Título: Condições impróprias para um fundo soberano
Autor:
Fonte: Valor Econômico, 26/11/2007, Opinião, p. A14

É extemporânea a idéia da criação de um fundo soberano, como sugere o ministro da Fazenda, Guido Mantega, principalmente agora que os mercados internacionais estão em fase de intensa aversão ao risco e são grandes as dúvidas sobre qual será o comportamento da economia americana no rastro da crise dos 'subprime' e, por conseqüência, da economia mundial nos próximos meses. Há notícia de que a busca de um instrumento dessa natureza, com recursos das reservas cambiais ou captações do Tesouro Nacional no mercado externo, é uma decisão política já tomada pelo presidente Lula e aguarda-se apenas um bom momento para anunciá-la, com as definições de como seriam as captações e quais as aplicações do fundo soberano brasileiro.

Pelo que já foi dito por Mantega, a opção não será pelo uso de excedentes das reservas cambiais acima dos US$ 180 bilhões, valor suficiente para quase zerar a dívida externa pública e privada do país.
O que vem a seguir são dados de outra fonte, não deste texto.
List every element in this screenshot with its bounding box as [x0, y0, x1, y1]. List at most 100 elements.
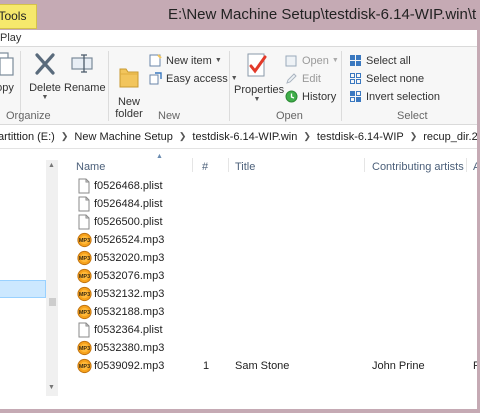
column-header-number[interactable]: #	[202, 161, 208, 173]
select-group-label: Select	[397, 110, 428, 122]
file-row[interactable]: MP3 f0532020.mp3	[66, 249, 477, 267]
new-group-label: New	[158, 110, 181, 122]
column-divider[interactable]	[466, 158, 467, 172]
music-tools-context-tab[interactable]: Music Tools	[0, 4, 37, 29]
new-folder-button[interactable]: New folder	[113, 51, 145, 132]
file-row[interactable]: f0532364.plist	[66, 321, 477, 339]
breadcrumb-recup-dir[interactable]: recup_dir.2	[423, 131, 477, 143]
breadcrumb-chevron-icon[interactable]: ❯	[179, 131, 187, 142]
select-none-button[interactable]: Select none	[349, 70, 424, 87]
file-row[interactable]: MP3 f0532188.mp3	[66, 303, 477, 321]
tab-play[interactable]: Play	[0, 32, 21, 44]
svg-text:MP3: MP3	[79, 256, 90, 262]
new-item-button[interactable]: New item ▼	[149, 52, 222, 69]
copy-icon	[0, 52, 14, 76]
file-name: f0526468.plist	[94, 180, 163, 192]
column-divider[interactable]	[364, 158, 365, 172]
folder-icon	[119, 68, 139, 88]
navigation-pane: ▲ ▼	[0, 150, 58, 409]
breadcrumb-testdisk-win[interactable]: testdisk-6.14-WIP.win	[192, 131, 297, 143]
column-divider[interactable]	[192, 158, 193, 172]
easy-access-button[interactable]: Easy access ▼	[149, 70, 238, 87]
dropdown-arrow-icon: ▼	[214, 57, 222, 64]
svg-text:MP3: MP3	[79, 238, 90, 244]
file-row[interactable]: MP3 f0532076.mp3	[66, 267, 477, 285]
properties-icon	[247, 53, 267, 77]
file-row[interactable]: MP3 f0532380.mp3	[66, 339, 477, 357]
copy-label: Copy	[0, 82, 14, 94]
breadcrumb-drive[interactable]: artittion (E:)	[0, 131, 55, 143]
column-header-title[interactable]: Title	[235, 161, 255, 173]
column-header-album[interactable]: A	[473, 161, 477, 173]
history-button[interactable]: History	[285, 88, 336, 105]
scroll-down-icon[interactable]: ▼	[48, 384, 55, 391]
select-all-icon	[350, 55, 361, 66]
organize-group-label: Organize	[6, 110, 51, 122]
column-header-artists[interactable]: Contributing artists	[372, 161, 464, 173]
breadcrumb-chevron-icon[interactable]: ❯	[61, 131, 69, 142]
file-name: f0539092.mp3	[94, 360, 165, 372]
file-row[interactable]: f0526500.plist	[66, 213, 477, 231]
copy-button[interactable]: Copy	[0, 51, 16, 94]
nav-selected-item[interactable]	[0, 280, 46, 298]
explorer-window: Music Tools E:\New Machine Setup\testdis…	[0, 0, 480, 413]
contributing-artists: John Prine	[372, 360, 425, 372]
edit-icon	[286, 73, 297, 84]
ribbon-separator	[229, 51, 230, 121]
rename-button[interactable]: Rename	[64, 51, 106, 94]
file-name: f0532132.mp3	[94, 288, 165, 300]
nav-scrollbar-thumb[interactable]	[49, 298, 56, 306]
file-row[interactable]: MP3 f0539092.mp3 1 Sam Stone John Prine P	[66, 357, 477, 377]
dropdown-arrow-icon: ▼	[253, 96, 261, 103]
file-row[interactable]: MP3 f0532132.mp3	[66, 285, 477, 303]
nav-scrollbar[interactable]	[46, 160, 58, 396]
rename-icon	[71, 54, 93, 73]
new-folder-label: New folder	[115, 96, 143, 120]
select-none-label: Select none	[366, 72, 425, 85]
invert-selection-icon	[350, 91, 361, 102]
context-tab-label: Music Tools	[0, 9, 27, 23]
mp3-file-icon: MP3	[77, 358, 92, 377]
select-all-button[interactable]: Select all	[349, 52, 411, 69]
ribbon-separator	[108, 51, 109, 121]
breadcrumb-new-machine-setup[interactable]: New Machine Setup	[74, 131, 172, 143]
dropdown-arrow-icon: ▼	[331, 57, 339, 64]
invert-selection-label: Invert selection	[366, 90, 440, 103]
breadcrumb-testdisk-wip[interactable]: testdisk-6.14-WIP	[317, 131, 404, 143]
new-item-icon	[149, 54, 162, 67]
delete-x-icon	[35, 53, 55, 75]
ribbon: Copy Delete ▼ Rename Organize New	[0, 47, 477, 125]
rename-label: Rename	[64, 82, 106, 94]
svg-text:MP3: MP3	[79, 292, 90, 298]
svg-text:MP3: MP3	[79, 310, 90, 316]
address-bar[interactable]: artittion (E:) ❯ New Machine Setup ❯ tes…	[0, 125, 477, 149]
scroll-up-icon[interactable]: ▲	[48, 162, 55, 169]
delete-button[interactable]: Delete ▼	[28, 51, 62, 101]
select-all-label: Select all	[366, 54, 411, 67]
file-row[interactable]: f0526484.plist	[66, 195, 477, 213]
file-row[interactable]: f0526468.plist	[66, 177, 477, 195]
invert-selection-button[interactable]: Invert selection	[349, 88, 440, 105]
breadcrumb-chevron-icon[interactable]: ❯	[410, 131, 418, 142]
easy-access-icon	[149, 72, 162, 85]
history-label: History	[302, 90, 337, 103]
column-header-name[interactable]: Name	[76, 161, 105, 173]
breadcrumb-chevron-icon[interactable]: ❯	[303, 131, 311, 142]
file-name: f0526500.plist	[94, 216, 163, 228]
file-name: f0532076.mp3	[94, 270, 165, 282]
file-name: f0526524.mp3	[94, 234, 165, 246]
file-row[interactable]: MP3 f0526524.mp3	[66, 231, 477, 249]
track-number: 1	[203, 360, 210, 372]
svg-text:MP3: MP3	[79, 364, 90, 370]
edit-button[interactable]: Edit	[285, 70, 321, 87]
column-divider[interactable]	[228, 158, 229, 172]
select-none-icon	[350, 73, 361, 84]
open-button[interactable]: Open ▼	[285, 52, 339, 69]
properties-button[interactable]: Properties ▼	[234, 51, 284, 103]
column-headers: ▲ Name # Title Contributing artists A	[66, 150, 477, 174]
file-list: ▲ Name # Title Contributing artists A f0…	[66, 150, 477, 409]
title-bar: Music Tools E:\New Machine Setup\testdis…	[0, 0, 477, 30]
delete-label: Delete	[29, 82, 61, 94]
file-name: f0532020.mp3	[94, 252, 165, 264]
open-label: Open	[302, 54, 329, 67]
Ele prefere que o capital desse fundo seja representado por emissão de títulos do Tesouro no mercado financeiro internacional, razão pela qual o governo tende a esperar para dar início a esse plano só depois que o país for elevado a "grau de investimento" pelas agências de rating, quando os custos de captação serão mais baixos; e que os dólares obtidos com essas operações sejam usados para a compra de ativos de empresas brasileiras ou estrangeiras no exterior. Um exemplo de operação seria o Tesouro comprar títulos do BNDES emitidos fora do país e o banco, com tais recursos, financiar a expansão de empresas nacionais que pretendem se internacionalizar ou, ainda, financiar projetos de infra-estrutura na América Latina.
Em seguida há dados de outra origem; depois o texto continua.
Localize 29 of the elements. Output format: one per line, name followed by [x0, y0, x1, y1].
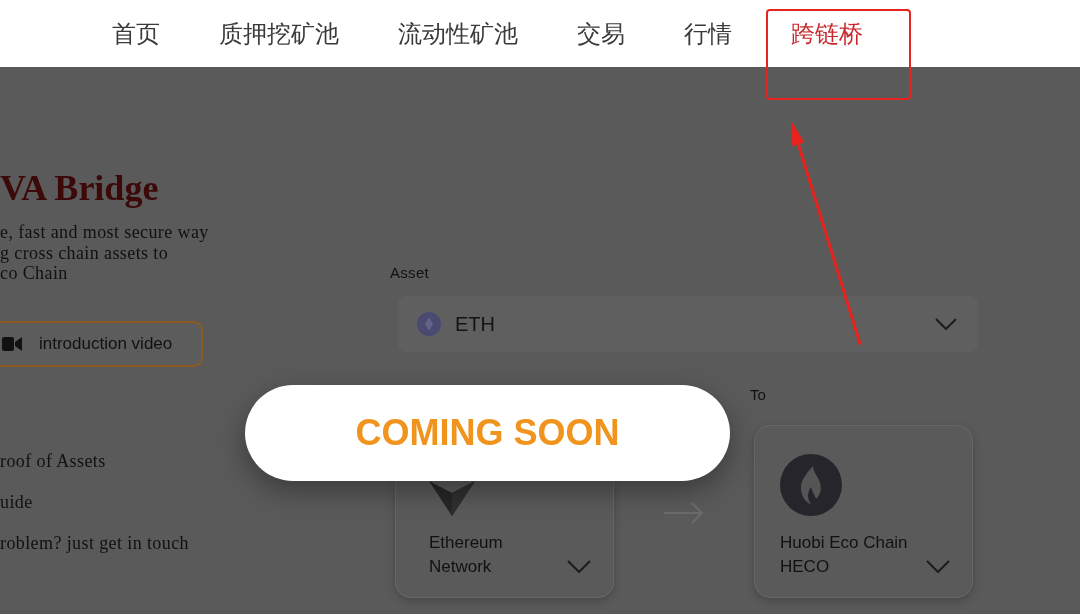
chevron-down-icon [926, 560, 950, 573]
asset-select[interactable]: ETH [398, 296, 978, 352]
nav-link[interactable]: 行情 [684, 20, 732, 47]
nav-link[interactable]: 交易 [577, 20, 625, 47]
network-card[interactable]: Huobi Eco Chain HECO [754, 425, 973, 598]
side-link[interactable]: uide [0, 491, 33, 512]
network-name: Huobi Eco Chain [780, 532, 908, 554]
side-link[interactable]: roof of Assets [0, 450, 106, 471]
chevron-down-icon [935, 318, 957, 330]
nav-link[interactable]: 首页 [112, 20, 160, 47]
video-camera-icon [2, 335, 22, 352]
coming-soon-text: COMING SOON [355, 412, 620, 454]
introduction-video-button[interactable]: introduction video [0, 320, 203, 367]
nav-link[interactable]: 质押挖矿池 [219, 20, 339, 47]
right-arrow-icon [664, 501, 704, 524]
bridge-description: e, fast and most secure way g cross chain assets to co Chain [0, 222, 209, 284]
nav-link[interactable]: 流动性矿池 [398, 20, 518, 47]
network-name: Ethereum Network [429, 532, 504, 578]
nav-link[interactable]: 跨链桥 [791, 20, 863, 47]
diamond-icon [429, 481, 475, 516]
bridge-title: VA Bridge [0, 170, 159, 206]
network-card[interactable]: Ethereum Network [395, 481, 614, 598]
to-label: To [750, 387, 766, 403]
side-link[interactable]: roblem? just get in touch [0, 532, 189, 553]
flame-icon [780, 454, 842, 516]
asset-label: Asset [390, 265, 429, 281]
chevron-down-icon [567, 560, 591, 573]
network-code: HECO [780, 556, 830, 578]
coin-icon [417, 312, 441, 336]
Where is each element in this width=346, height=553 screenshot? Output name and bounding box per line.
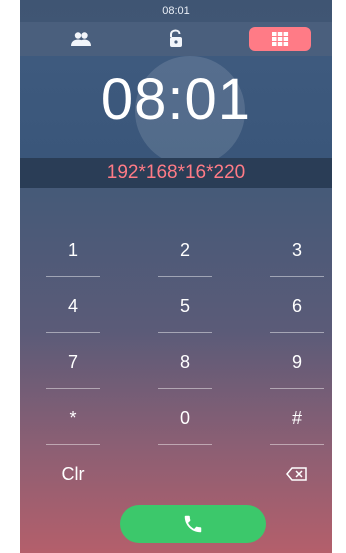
key-hash[interactable]: #: [270, 390, 324, 446]
key-star[interactable]: *: [46, 390, 100, 446]
key-divider: [158, 444, 212, 445]
key-3[interactable]: 3: [270, 222, 324, 278]
phone-icon: [184, 515, 202, 533]
nav-contacts-button[interactable]: [50, 27, 112, 51]
status-bar: 08:01: [20, 0, 332, 22]
key-divider: [46, 276, 100, 277]
key-0[interactable]: 0: [158, 390, 212, 446]
key-7[interactable]: 7: [46, 334, 100, 390]
nav-dialpad-button[interactable]: [249, 27, 311, 51]
key-6[interactable]: 6: [270, 278, 324, 334]
key-divider: [270, 388, 324, 389]
clock-panel: 08:01: [20, 56, 332, 158]
key-9[interactable]: 9: [270, 334, 324, 390]
key-divider: [46, 332, 100, 333]
key-4[interactable]: 4: [46, 278, 100, 334]
key-divider: [46, 444, 100, 445]
clock-time: 08:01: [100, 67, 252, 132]
clear-button[interactable]: Clr: [46, 446, 100, 502]
call-button[interactable]: [120, 505, 266, 543]
key-divider: [270, 444, 324, 445]
key-8[interactable]: 8: [158, 334, 212, 390]
contacts-icon: [71, 32, 91, 46]
key-divider: [270, 332, 324, 333]
backspace-icon: [286, 467, 307, 481]
backspace-button[interactable]: [270, 446, 324, 502]
intercom-device-screen: 08:01 08:01 192*168*16*220 1 2 3 4 5 6 7…: [20, 0, 332, 553]
unlock-icon: [170, 29, 182, 47]
nav-unlock-button[interactable]: [145, 27, 207, 51]
key-divider: [46, 388, 100, 389]
key-divider: [158, 276, 212, 277]
key-5[interactable]: 5: [158, 278, 212, 334]
top-nav: [20, 22, 332, 56]
key-divider: [270, 276, 324, 277]
key-divider: [158, 332, 212, 333]
status-time: 08:01: [162, 5, 190, 17]
key-1[interactable]: 1: [46, 222, 100, 278]
dial-input-display: 192*168*16*220: [20, 158, 332, 188]
key-2[interactable]: 2: [158, 222, 212, 278]
dialpad-icon: [272, 32, 289, 46]
key-divider: [158, 388, 212, 389]
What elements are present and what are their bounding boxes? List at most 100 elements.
Não há clareza, ainda, sobre o formato do fundo soberano, mas dificilmente haverá uma maneira de criá-lo sem que isso tenha implicações fiscais. A experiência dos arranjos já existentes no mundo indica que esses são fundos de natureza fiscal e, em geral, criados por governos que têm excedentes, na forma de superávits nominais. Não é o caso do Brasil, que carrega um déficit nominal de 2,29% do Produto Interno Bruto (PIB), segundo dados do acumulado de doze meses até setembro.

Em artigo publicado no Valor (22 de novembro), o economista Claudio Haddad chama a atenção para alguns riscos relevantes de uma experiência dessa natureza no país e lembra que, ao contrário dos anos passados, hoje as boas empresas brasileiras podem buscar financiamentos nos mercados de capitais doméstico ou externo em ótimas condições e não precisam recorrer a fundos como o idealizado pelo governo. Este, ao se acasalar com uma política industrial, sublinha Haddad, "só tende a gerar comportamentos nocivos de busca de privilégios e desperdício, uma vez que o sistema de incentivos conspira contra a boa alocação de recursos por parte do burocrata administrador do fundo a ser criado". Além de ser esta uma forma de aumentar o gasto público passando ao largo das restrições fiscais.

Mais oportuno, agora, seria o governo aproveitar o bom momento da economia brasileira para retomar a idéia de uma política fiscal anticíclica, que significa poupar mais nos tempos da prosperidade para ter um colchão de recursos nos momentos de maior penúria da economia. Esse é um tema que chegou a ser considerado por Mantega quando era ministro do Planejamento, no primeiro mandato do governo Lula, mas foi totalmente abandonado. Técnicos do Ministério da Fazenda chegaram a propor algo nessa direção, através da adoção de metas nominais para o gasto público, desvinculando os grandes blocos de gastos (despesas com educação, saúde e folha de pagamento do funcionalismo) da variação do PIB e da receita corrente. O governo estabeleceria como meta de gasto corrente uma cifra fixa, em valores absolutos, que poderia ser superior ao valor gasto no ano anterior, mas inferior à variação do PIB. Assim, com o gasto crescendo abaixo da variação do produto, o superávit primário seria naturalmente mais robusto. Nos ciclos de desaceleração da economia, ocorreria o processo inverso.

Quando o PIB cresce a uma taxa estimada para o ano entre 4,5% e 5%, e a arrecadação de impostos aumenta 12% em termos reais, seria adequado voltar ao assunto.